Yolnick Jeune, Haitian TPS Holder, said:
I went to Washington, DC yesterday and spoke to over 30 U.S. Senators. I explained to them how hard it would be to go back to Haiti. I stand before you to speak on behalf of my family, as a mother of five children ages 7 to 25. It is heartbreaking to know TPS will end. I am very depressed knowing that I must go back to Haiti in 18 months. With TPS I was able to go to school and became a financial adviser. Two of my boys are in college and graduating soon. My other two girls are graduating from high school and should go to college. I hope Congress will work with DHS to fulfill our dream. Our dream is not to return a country in unstable conditions.
Lagrande Jeune, the U.S.-born daughter of Haitian TPS Holder Yolnick Jeune, said:
My message to President Trump is to look deep down in his heart and see how it feels when people are deported. That’s why I went to speak to Congress with my mother, to deliver this message.

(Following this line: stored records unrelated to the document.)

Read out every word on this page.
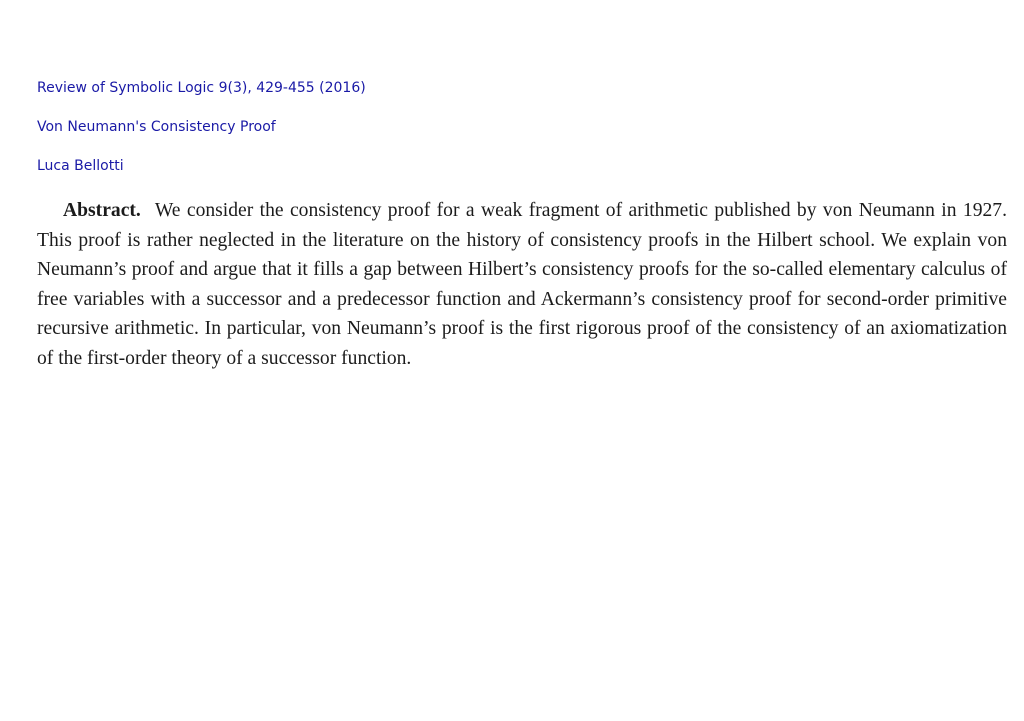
Review of Symbolic Logic 9(3), 429-455 (2016)
Von Neumann's Consistency Proof
Luca Bellotti

Abstract. We consider the consistency proof for a weak fragment of arithmetic published by von Neumann in 1927. This proof is rather neglected in the literature on the history of consistency proofs in the Hilbert school. We explain von Neumann’s proof and argue that it fills a gap between Hilbert’s consistency proofs for the so-called elementary calculus of free variables with a successor and a predecessor function and Ackermann’s consistency proof for second-order primitive recursive arithmetic. In particular, von Neumann’s proof is the first rigorous proof of the consistency of an axiomatization of the first-order theory of a successor function.
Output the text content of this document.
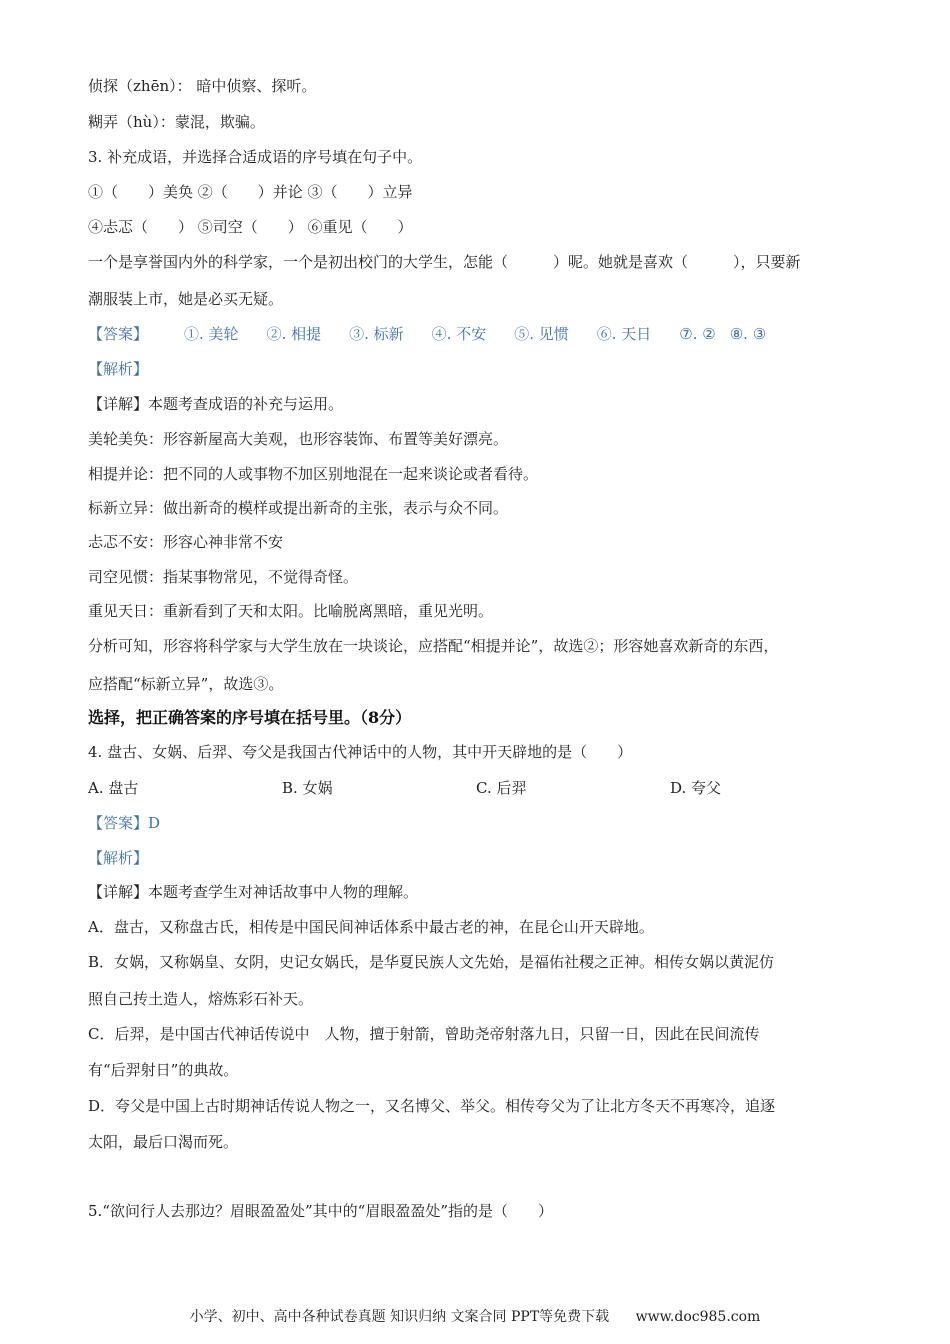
侦探（zhēn）： 暗中侦察、探听。
糊弄（hù）：蒙混，欺骗。
3. 补充成语，并选择合适成语的序号填在句子中。
①（　　）美奂 ②（　　）并论 ③（　　）立异
④忐忑（　　） ⑤司空（　　） ⑥重见（　　）
一个是享誉国内外的科学家，一个是初出校门的大学生，怎能（　　　）呢。她就是喜欢（　　　），只要新
潮服装上市，她是必买无疑。
【答案】 ①. 美轮 ②. 相提 ③. 标新 ④. 不安 ⑤. 见惯 ⑥. 天日 ⑦. ② ⑧. ③
【解析】
【详解】本题考查成语的补充与运用。
美轮美奂：形容新屋高大美观，也形容装饰、布置等美好漂亮。
相提并论：把不同的人或事物不加区别地混在一起来谈论或者看待。
标新立异：做出新奇的模样或提出新奇的主张，表示与众不同。
忐忑不安：形容心神非常不安
司空见惯：指某事物常见，不觉得奇怪。
重见天日：重新看到了天和太阳。比喻脱离黑暗，重见光明。
分析可知，形容将科学家与大学生放在一块谈论，应搭配“相提并论”，故选②；形容她喜欢新奇的东西，
应搭配“标新立异”，故选③。
选择，把正确答案的序号填在括号里。（8分）
4. 盘古、女娲、后羿、夸父是我国古代神话中的人物，其中开天辟地的是（　　）
A. 盘古	B. 女娲	C. 后羿	D. 夸父
【答案】D
【解析】
【详解】本题考查学生对神话故事中人物的理解。
A．盘古，又称盘古氏，相传是中国民间神话体系中最古老的神，在昆仑山开天辟地。
B．女娲，又称娲皇、女阴，史记女娲氏，是华夏民族人文先始，是福佑社稷之正神。相传女娲以黄泥仿
照自己抟土造人，熔炼彩石补天。
C．后羿，是中国古代神话传说中　人物，擅于射箭，曾助尧帝射落九日，只留一日，因此在民间流传
有“后羿射日”的典故。
D．夸父是中国上古时期神话传说人物之一，又名博父、举父。相传夸父为了让北方冬天不再寒冷，追逐
太阳，最后口渴而死。
5.“欲问行人去那边？眉眼盈盈处”其中的“眉眼盈盈处”指的是（　　）
小学、初中、高中各种试卷真题 知识归纳 文案合同 PPT等免费下载 www.doc985.com
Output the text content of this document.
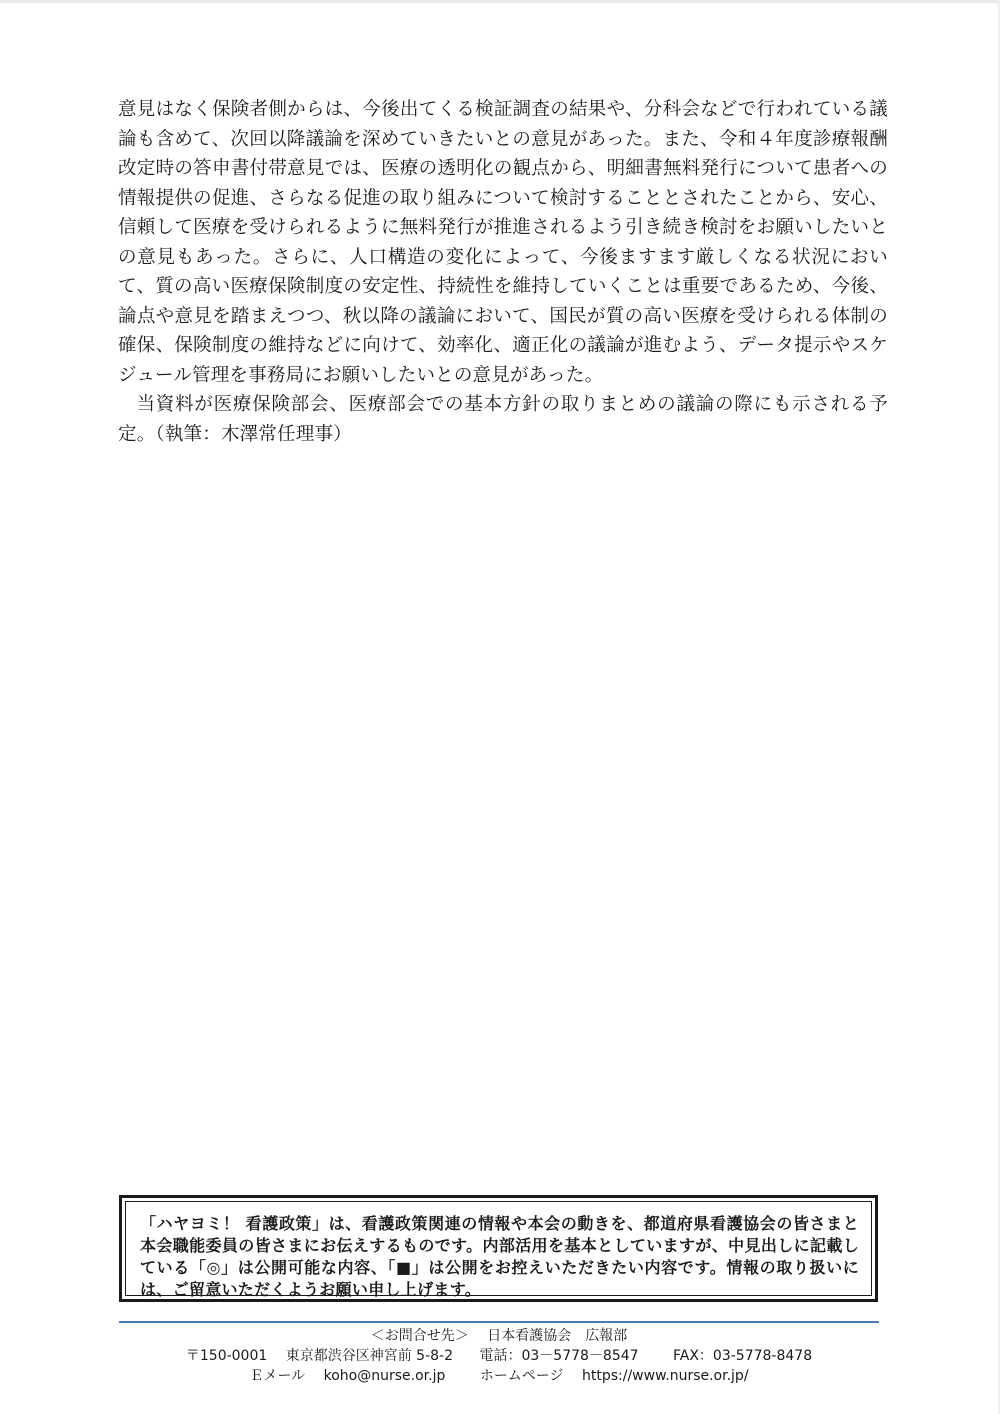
意見はなく保険者側からは、今後出てくる検証調査の結果や、分科会などで行われている議論も含めて、次回以降議論を深めていきたいとの意見があった。また、令和４年度診療報酬改定時の答申書付帯意見では、医療の透明化の観点から、明細書無料発行について患者への情報提供の促進、さらなる促進の取り組みについて検討することとされたことから、安心、信頼して医療を受けられるように無料発行が推進されるよう引き続き検討をお願いしたいとの意見もあった。さらに、人口構造の変化によって、今後ますます厳しくなる状況において、質の高い医療保険制度の安定性、持続性を維持していくことは重要であるため、今後、論点や意見を踏まえつつ、秋以降の議論において、国民が質の高い医療を受けられる体制の確保、保険制度の維持などに向けて、効率化、適正化の議論が進むよう、データ提示やスケジュール管理を事務局にお願いしたいとの意見があった。

当資料が医療保険部会、医療部会での基本方針の取りまとめの議論の際にも示される予定。（執筆：木澤常任理事）

「ハヤヨミ！ 看護政策」は、看護政策関連の情報や本会の動きを、都道府県看護協会の皆さまと本会職能委員の皆さまにお伝えするものです。内部活用を基本としていますが、中見出しに記載している「◎」は公開可能な内容、「■」は公開をお控えいただきたい内容です。情報の取り扱いには、ご留意いただくようお願い申し上げます。
＜お問合せ先＞ 日本看護協会　広報部
〒150-0001 東京都渋谷区神宮前 5-8-2 電話：03－5778－8547 FAX：03-5778-8478
Ｅメール koho@nurse.or.jp ホームページ https://www.nurse.or.jp/
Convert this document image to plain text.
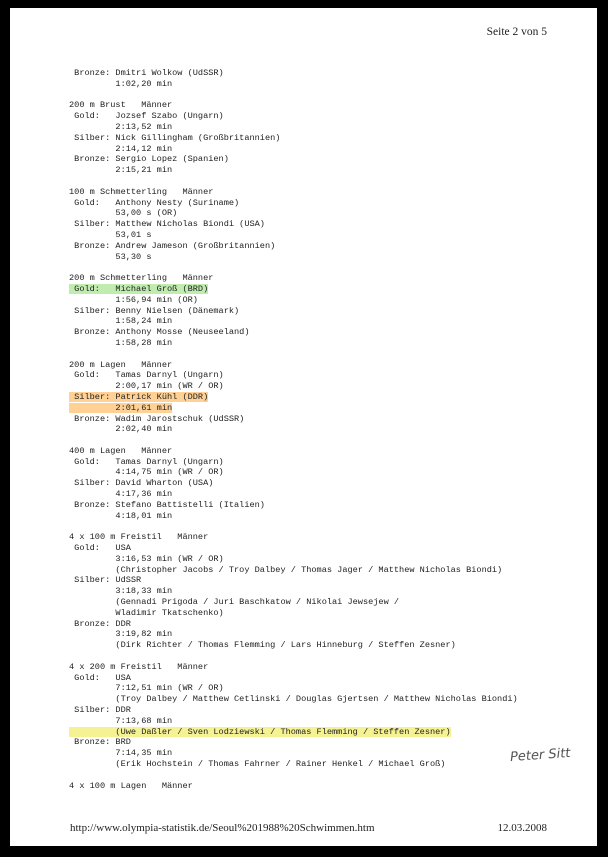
Seite 2 von 5
Bronze: Dmitri Wolkow (UdSSR)
1:02,20 min
200 m Brust   Männer
Gold:   Jozsef Szabo (Ungarn)
2:13,52 min
Silber: Nick Gillingham (Großbritannien)
2:14,12 min
Bronze: Sergio Lopez (Spanien)
2:15,21 min
100 m Schmetterling   Männer
Gold:   Anthony Nesty (Suriname)
53,00 s (OR)
Silber: Matthew Nicholas Biondi (USA)
53,01 s
Bronze: Andrew Jameson (Großbritannien)
53,30 s
200 m Schmetterling   Männer
Gold:   Michael Groß (BRD)
1:56,94 min (OR)
Silber: Benny Nielsen (Dänemark)
1:58,24 min
Bronze: Anthony Mosse (Neuseeland)
1:58,28 min
200 m Lagen   Männer
Gold:   Tamas Darnyl (Ungarn)
2:00,17 min (WR / OR)
Silber: Patrick Kühl (DDR)
2:01,61 min
Bronze: Wadim Jarostschuk (UdSSR)
2:02,40 min
400 m Lagen   Männer
Gold:   Tamas Darnyl (Ungarn)
4:14,75 min (WR / OR)
Silber: David Wharton (USA)
4:17,36 min
Bronze: Stefano Battistelli (Italien)
4:18,01 min
4 x 100 m Freistil   Männer
Gold:   USA
3:16,53 min (WR / OR)
(Christopher Jacobs / Troy Dalbey / Thomas Jager / Matthew Nicholas Biondi)
Silber: UdSSR
3:18,33 min
(Gennadi Prigoda / Juri Baschkatow / Nikolai Jewsejew /
Wladimir Tkatschenko)
Bronze: DDR
3:19,82 min
(Dirk Richter / Thomas Flemming / Lars Hinneburg / Steffen Zesner)
4 x 200 m Freistil   Männer
Gold:   USA
7:12,51 min (WR / OR)
(Troy Dalbey / Matthew Cetlinski / Douglas Gjertsen / Matthew Nicholas Biondi)
Silber: DDR
7:13,68 min
(Uwe Daßler / Sven Lodziewski / Thomas Flemming / Steffen Zesner)
Bronze: BRD
7:14,35 min
(Erik Hochstein / Thomas Fahrner / Rainer Henkel / Michael Groß)
4 x 100 m Lagen   Männer
Peter Sitt
http://www.olympia-statistik.de/Seoul%201988%20Schwimmen.htm	12.03.2008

Rony Ponthieux, Haitian TPS Holder, said:
I have been in this country for 18 years. I was able to go to school thanks to TPS. I am currently a registered nurse working for one of the largest hospitals in Miami. Yesterday was very shocking when I heard the news. We all know the situation in Haiti has not improved. Haiti is the poorest country in the Western Hemisphere. Seven years is not enough for it to recover and the country is still in critical condition. I have a home and a job here. In Haiti I have nothing. Therefore, we ask Congress to provide a permanent solution so we can stay.
Cristina Ponthieux, the U.S.-born daughter of Haitian TPS Holder Rony Ponthieux, said:
How can people who have been here for so long, like my mother and father, be deported when they have been contributing to the economic, social, and political fabric of this great nation? How could [the Trump Administration] do this to me, to us, to my family? I love my family and I cannot imagine my life without them. What am I going to give thanks for on Thanksgiving Day? How will my parents be able to put food on the table in Haiti? Provide shelter and school for me? I know a lot things about Haiti, but I have never been there before. After the 2010 earthquake, the cholera outbreak, and the hurricanes it is too much for Haiti [to handle]. President Trump, you are the son of two immigrants. You are also very smart. You married an immigrant woman. Imagine what it feels like for TPS recipients to leave their U.S.-born children behind. Think about me, think about LaGrande, and other children of TPS recipients who could have to accompany their parents back to their countries of origin in dangerous and life-threatening conditions. I believe I deserve to stay. I believe my parents deserve to stay. I believe all TPS recipients deserve to stay.